Well, yes, that would probably work great. Unfortunately, I'm not fluent in html at the moment, and part of my problem is limited free time to pursue all this. I've really enjoyed working with quest, and I love playing and writing IF. However, I do have limited free time these days, and I would like to be able to say that if I'm putting this much work into a quality game, I might be getting SOMETHING back.
So, I want to publish games for kongregate (they share ad-profits), but to make best use of that the games need to be in certain languages compatible with their API. It's a short list, and the simplest one is html. Even straight javascript seems to pose some problems. As it is, I put up Day Of Honor in an iframe, and it works, but I can't participate in the core features of their site that way (letting players earn badges, compare scores, etc.), and I can't really make it exclusive either (their profit sharing percentage is versatile, and you get more for exclusive titles).
I've been hunting around for a program like Quest, Inform, etc. that would produce a game in html format, and so far the only thing I've found is ZTAB, which appears to have original been written in french. It uses the term "facts" to refer to what I believe are rooms and items. It's not as user friendly as Quest. Also, it claims to be able to export its games as HTML, RTF, PDF, EPUB, Advelh, Twine, Quest, or Ren'Py, which just feels...suspicious.
So, any suggestions? Have I overlooked something obvious?
Am I a complete sell-out? All comments welcome; my pride is now dead.
I've been considering Squiffy. The only problem is that it's really designed only for gamebooks, as I understand it. I was hoping to make a sequel to Day Of Honor, and I wanted to maintain consistency of it being an actual text-input style adventure. However, I'm also considering remaking it altogether as a longer piece. If need be, I may just "reboot" the series as gamebooks. I prefer actual text-adventures, but ... I'm considering it. It would certainly solve the html problem, and I'm confident I'd enjoy using Squiffy.
Actually Quest 6 might do what you need which Alex has committed to ship, alongside the new owners.

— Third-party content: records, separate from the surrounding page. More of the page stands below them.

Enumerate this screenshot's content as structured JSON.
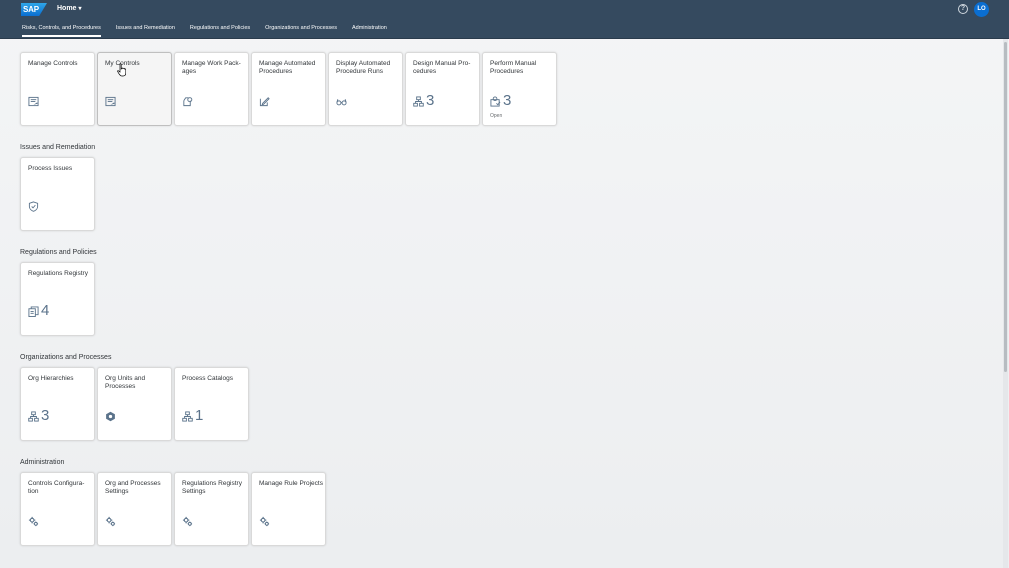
{
  "shell": {
    "logo": "SAP",
    "home_title": "Home",
    "caret": "▾",
    "help": "?",
    "avatar": "LO"
  },
  "tabs": [
    {
      "label": "Risks, Controls, and Procedures",
      "active": true
    },
    {
      "label": "Issues and Remediation"
    },
    {
      "label": "Regulations and Policies"
    },
    {
      "label": "Organizations and Processes"
    },
    {
      "label": "Administration"
    }
  ],
  "groups": {
    "risks": {
      "tiles": [
        {
          "title": "Manage Controls",
          "icon": "form-icon"
        },
        {
          "title": "My Controls",
          "icon": "form-icon"
        },
        {
          "title": "Manage Work Pack­ages",
          "icon": "package-icon"
        },
        {
          "title": "Manage Automated Procedures",
          "icon": "edit-icon"
        },
        {
          "title": "Display Automated Procedure Runs",
          "icon": "glasses-icon"
        },
        {
          "title": "Design Manual Pro­cedures",
          "icon": "org-icon",
          "count": "3"
        },
        {
          "title": "Perform Manual Procedures",
          "icon": "task-icon",
          "count": "3",
          "footer": "Open"
        }
      ]
    },
    "issues": {
      "title": "Issues and Remediation",
      "tiles": [
        {
          "title": "Process Issues",
          "icon": "shield-icon"
        }
      ]
    },
    "regulations": {
      "title": "Regulations and Policies",
      "tiles": [
        {
          "title": "Regulations Reg­istry",
          "icon": "documents-icon",
          "count": "4"
        }
      ]
    },
    "orgs": {
      "title": "Organizations and Processes",
      "tiles": [
        {
          "title": "Org Hierarchies",
          "icon": "org-icon",
          "count": "3"
        },
        {
          "title": "Org Units and Processes",
          "icon": "hexagon-icon"
        },
        {
          "title": "Process Catalogs",
          "icon": "org-icon",
          "count": "1"
        }
      ]
    },
    "admin": {
      "title": "Administration",
      "tiles": [
        {
          "title": "Controls Configura­tion",
          "icon": "gear-icon"
        },
        {
          "title": "Org and Processes Settings",
          "icon": "gear-icon"
        },
        {
          "title": "Regulations Reg­istry Settings",
          "icon": "gear-icon"
        },
        {
          "title": "Manage Rule Projects",
          "icon": "gear-icon"
        }
      ]
    }
  },
  "colors": {
    "shell_bg": "#354a5f",
    "accent": "#0a6ed1",
    "icon": "#5b738b"
  }
}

That depends. Do you mean "an HTML file" as in single, stand-alone web page, or can it be a minisite made of several files? If the former, then your options are Twine, Texture or Adventure Prompt (disclosure: the latter is my own, very limited, system). You'll need that in order to host games on Philome.la, for instance. But if your game can be made of several files, as acceptable on itch.io, Game Jolt or here on textadventures.co.uk, then you can also use Inform 7, Squiffy, or more recently even Hugo. Not to mention various tools for making visual novels, such as Belle or WebStory Engine. Hope this helps!
Edit: I mention all these other hosting options because, frankly, I have no experience with Kongregate. But if they have trouble with Javascript as you say, then it's a problem, because in plain HTML with no scripting the best you can do is a stateless CYOA game (Textallion might be able to export something like that). But I'll go out on a limb and assume you mean they only let you upload a single, stand-alone HTML5 file, with any scripts inlined, in which case you'll want to look at the former set of authoring tools.